In August, a Demonstration Group Application Form was sent to the presidents of all ACHE officially designated affiliated groups, inviting them to serve as pilots to help ACHE test and refine the chapter model before applying the structure nationally. Thirty-three groups applied to become demonstration groups; thirteen groups were selected by the task force (Attachment 5). ACHE will hold a meeting with representatives from the affiliated groups chosen to serve as demonstration groups and their area Regents in January 2002 to launch the demonstration projects.

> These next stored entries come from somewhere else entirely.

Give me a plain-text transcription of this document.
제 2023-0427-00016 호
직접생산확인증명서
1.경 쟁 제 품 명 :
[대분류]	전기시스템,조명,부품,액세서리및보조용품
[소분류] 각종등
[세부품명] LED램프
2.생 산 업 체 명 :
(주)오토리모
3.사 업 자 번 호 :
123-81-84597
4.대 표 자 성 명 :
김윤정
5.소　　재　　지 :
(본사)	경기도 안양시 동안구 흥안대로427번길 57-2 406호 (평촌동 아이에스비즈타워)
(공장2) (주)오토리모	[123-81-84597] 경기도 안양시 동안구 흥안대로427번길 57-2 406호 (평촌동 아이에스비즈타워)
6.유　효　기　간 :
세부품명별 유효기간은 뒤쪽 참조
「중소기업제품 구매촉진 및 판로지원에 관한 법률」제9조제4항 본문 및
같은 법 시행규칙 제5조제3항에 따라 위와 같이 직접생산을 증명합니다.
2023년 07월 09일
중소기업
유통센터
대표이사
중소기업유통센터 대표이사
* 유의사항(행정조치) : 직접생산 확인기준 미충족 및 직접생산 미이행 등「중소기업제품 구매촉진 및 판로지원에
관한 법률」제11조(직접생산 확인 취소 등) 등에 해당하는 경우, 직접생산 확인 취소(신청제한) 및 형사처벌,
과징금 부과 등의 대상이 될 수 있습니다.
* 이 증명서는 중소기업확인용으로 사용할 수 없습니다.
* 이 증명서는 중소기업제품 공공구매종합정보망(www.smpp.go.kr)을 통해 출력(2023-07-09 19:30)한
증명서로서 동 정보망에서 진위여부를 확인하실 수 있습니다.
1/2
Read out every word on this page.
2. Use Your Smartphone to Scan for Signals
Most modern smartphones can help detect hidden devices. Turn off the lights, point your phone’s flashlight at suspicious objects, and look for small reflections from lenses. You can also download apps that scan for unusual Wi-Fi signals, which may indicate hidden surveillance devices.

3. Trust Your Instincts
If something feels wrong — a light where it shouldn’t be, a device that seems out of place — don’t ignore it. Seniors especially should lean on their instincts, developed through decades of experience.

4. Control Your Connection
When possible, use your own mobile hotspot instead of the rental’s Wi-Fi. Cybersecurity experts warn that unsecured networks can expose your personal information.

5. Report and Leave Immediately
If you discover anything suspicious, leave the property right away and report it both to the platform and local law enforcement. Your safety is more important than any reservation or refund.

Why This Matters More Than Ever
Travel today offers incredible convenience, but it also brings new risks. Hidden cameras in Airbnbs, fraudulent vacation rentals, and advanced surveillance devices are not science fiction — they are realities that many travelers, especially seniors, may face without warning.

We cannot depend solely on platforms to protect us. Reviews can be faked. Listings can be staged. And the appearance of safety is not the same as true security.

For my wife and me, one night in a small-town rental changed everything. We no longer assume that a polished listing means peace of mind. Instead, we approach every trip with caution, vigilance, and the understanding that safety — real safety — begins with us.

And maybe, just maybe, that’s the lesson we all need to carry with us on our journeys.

STATUS OF WOMEN'S HEALTHCARE EXECUTIVE NETWORKS
The task force discussed options for WHENs under the new model and decided to encourage WHENs to open their membership to all affiliates and convert to chapter status.
STATUS OF REGENTS
The task force reviewed a chart delineating the role and responsibilities of members of the Board of Governors, Regents, and local chapters under the chapter model (Attachment 6). To support the conversion to chapters, the task force recommended holding the number of Regents constant through the 2003 Council of Regents Meeting, when the time line for implementing chapters will be re-evaluated. This recommendation is incorporated in the proposed changes to the American College of Healthcare Executives Bylaws to be considered at the 2002 Council of Regents Meeting.
SUMMARY OF DISCUSSION AT FALL DISTRICT MEETINGS AND DEMONSTRATION GROUP APPLICANTS CONFERENCE CALL
At the November 5 meeting, the task force was provided with a summary of discussions at the Fall District Meetings as they related to the activities of the task force. The task force was also provided with a summary of the conference call held with representatives of the groups that applied to become demonstration groups. The call provided the groups with an opportunity to ask questions about the demonstration group process and share issues and concerns.
ACHE'S GOVERNANCE VISION
The task force recommended that all future communications related to the establishment of local chapters remind affiliates of the purpose of this action:
The American College of Healthcare Executives continually strives to meet affiliates' growing needs and to enhance its value to the profession. With the establishment of local chapters, ACHE will have the infrastructure to deliver networking, education, and career service opportunities on a local level. In doing so, ACHE can better address both local and national healthcare management needs, enhancing the benefits it offers to today's healthcare executives.